Бояре шумно рассаживались. Вновь напускали на себя степенность, кутались в дорогие шубы, ибо в гриднице не было печи, а окна никогда тут не закрывали ставнями. Пар валил при дыхании, когда они сообщали Аскольду о бедствиях в городе, будто он и впрямь где-то пропадал и только вернулся. Но князь кивал, а сам все прислушивался. Вот-вот должен был появиться гонец с сообщением, сладилось ли у Дира сговориться с извечными врагами Киева — древлянами дикими. От этого многое зависело. А уж Аскольд сможет совладать с боярами, объяснить, какая беда идет на них и что иного выхода нет, как новых союзников против Олега набрать. Тех же древлян воинственных. И в том жена ему будет помощницей. Ведь она, разумница, научила мужа, как кого уговорить, с кем как сладить.

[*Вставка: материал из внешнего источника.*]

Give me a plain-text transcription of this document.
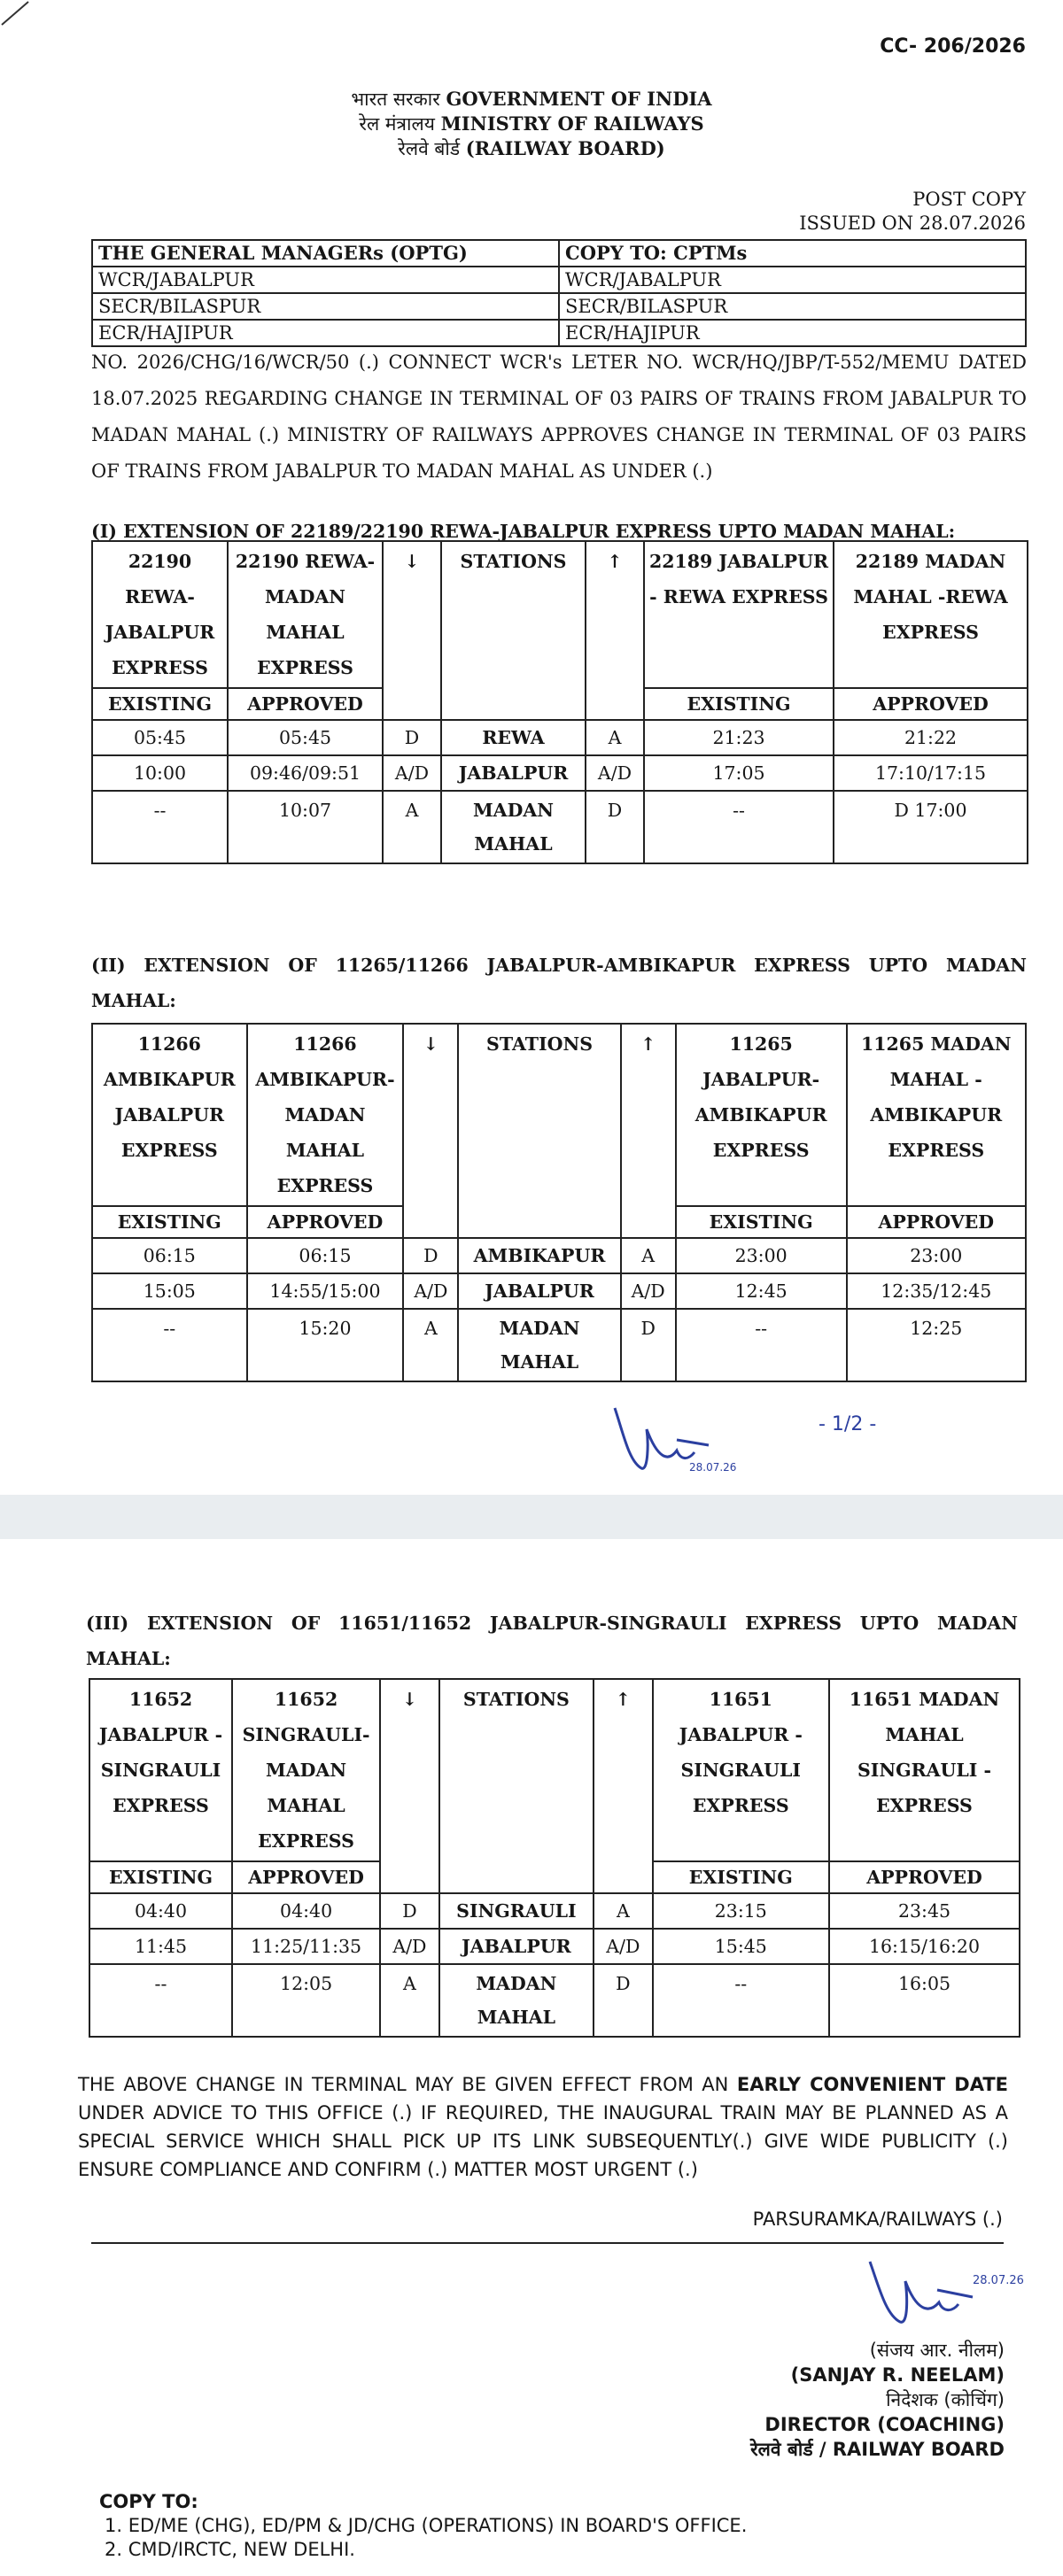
CC- 206/2026
भारत सरकार GOVERNMENT OF INDIA
रेल मंत्रालय MINISTRY OF RAILWAYS
रेलवे बोर्ड (RAILWAY BOARD)
POST COPY
ISSUED ON 28.07.2026
THE GENERAL MANAGERs (OPTG)	COPY TO: CPTMs
WCR/JABALPUR	WCR/JABALPUR
SECR/BILASPUR	SECR/BILASPUR
ECR/HAJIPUR	ECR/HAJIPUR
NO. 2026/CHG/16/WCR/50 (.) CONNECT WCR's LETER NO. WCR/HQ/JBP/T-552/MEMU DATED 18.07.2025 REGARDING CHANGE IN TERMINAL OF 03 PAIRS OF TRAINS FROM JABALPUR TO MADAN MAHAL (.) MINISTRY OF RAILWAYS APPROVES CHANGE IN TERMINAL OF 03 PAIRS OF TRAINS FROM JABALPUR TO MADAN MAHAL AS UNDER (.)
(I) EXTENSION OF 22189/22190 REWA-JABALPUR EXPRESS UPTO MADAN MAHAL:
22190 REWA-JABALPUR EXPRESS	22190 REWA-MADAN MAHAL EXPRESS	↓	STATIONS	↑	22189 JABALPUR - REWA EXPRESS	22189 MADAN MAHAL -REWA EXPRESS
EXISTING	APPROVED				EXISTING	APPROVED
05:45	05:45	D	REWA	A	21:23	21:22
10:00	09:46/09:51	A/D	JABALPUR	A/D	17:05	17:10/17:15
--	10:07	A	MADAN MAHAL	D	--	D 17:00
(II) EXTENSION OF 11265/11266 JABALPUR-AMBIKAPUR EXPRESS UPTO MADAN MAHAL:
11266 AMBIKAPUR JABALPUR EXPRESS	11266 AMBIKAPUR-MADAN MAHAL EXPRESS	↓	STATIONS	↑	11265 JABALPUR-AMBIKAPUR EXPRESS	11265 MADAN MAHAL - AMBIKAPUR EXPRESS
EXISTING	APPROVED				EXISTING	APPROVED
06:15	06:15	D	AMBIKAPUR	A	23:00	23:00
15:05	14:55/15:00	A/D	JABALPUR	A/D	12:45	12:35/12:45
--	15:20	A	MADAN MAHAL	D	--	12:25
28.07.26
- 1/2 -
(III) EXTENSION OF 11651/11652 JABALPUR-SINGRAULI EXPRESS UPTO MADAN MAHAL:
11652 JABALPUR - SINGRAULI EXPRESS	11652 SINGRAULI-MADAN MAHAL EXPRESS	↓	STATIONS	↑	11651 JABALPUR - SINGRAULI EXPRESS	11651 MADAN MAHAL SINGRAULI - EXPRESS
EXISTING	APPROVED				EXISTING	APPROVED
04:40	04:40	D	SINGRAULI	A	23:15	23:45
11:45	11:25/11:35	A/D	JABALPUR	A/D	15:45	16:15/16:20
--	12:05	A	MADAN MAHAL	D	--	16:05
THE ABOVE CHANGE IN TERMINAL MAY BE GIVEN EFFECT FROM AN EARLY CONVENIENT DATE UNDER ADVICE TO THIS OFFICE (.) IF REQUIRED, THE INAUGURAL TRAIN MAY BE PLANNED AS A SPECIAL SERVICE WHICH SHALL PICK UP ITS LINK SUBSEQUENTLY(.) GIVE WIDE PUBLICITY (.) ENSURE COMPLIANCE AND CONFIRM (.) MATTER MOST URGENT (.)
PARSURAMKA/RAILWAYS (.)
28.07.26
(संजय आर. नीलम)
(SANJAY R. NEELAM)
निदेशक (कोचिंग)
DIRECTOR (COACHING)
रेलवे बोर्ड / RAILWAY BOARD
COPY TO:
1. ED/ME (CHG), ED/PM & JD/CHG (OPERATIONS) IN BOARD'S OFFICE.
2. CMD/IRCTC, NEW DELHI.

И гонец прибыл. Вбежал в гридницу незнакомый Аскольду гридень, слова сперва не мог сказать, задыхался.
— Ты от брата моего Дира али как? — важно спросил Аскольд. Гридень так и кинулся к нему.
— Не вели казнить, пресветлый князь. Вели слово молвить.
— Говори.
И покосился на бояр, ожидая их реакции. Но через миг и сам поднялся, задышал бурно.
— Весть у меня, — сказал гридень. — Олег Новгородский Смоленск взял.
И зашумели, загалдели бояре, слушая, как свои же кривичи впустили северного князя в город Смоленск, признали его верховенство. А ведь Смоленск был ключом ко всему днепровскому отрезку пути из «варяг в греки». И теперь только гадать приходилось, как все это скажется на Киеве. Да и гадать не приходилось — плохо скажется.
Почти никто не обратил внимания, как в гриднице появилась княгиня Твердохлеба, быстро подошла к застывшему в растерянности мужу.
— Не все так худо, Аскольд. Ибо волк этот Олег показал, чего от него ожидать. Теперь бояре поймут, что нам нужны союзники. Даже подивятся твоей мудрости. Так что — говори!
ГЛАВА 6
Карина обновила монисто бывшего супруга Боригора. Новые монетки-дирхемы светло блестели, отличаясь от старых. И когда Карина, вытянув руку, свесила монисто над свежевыкопанной ямой, оно сверкнуло ярким серебром. В последний раз.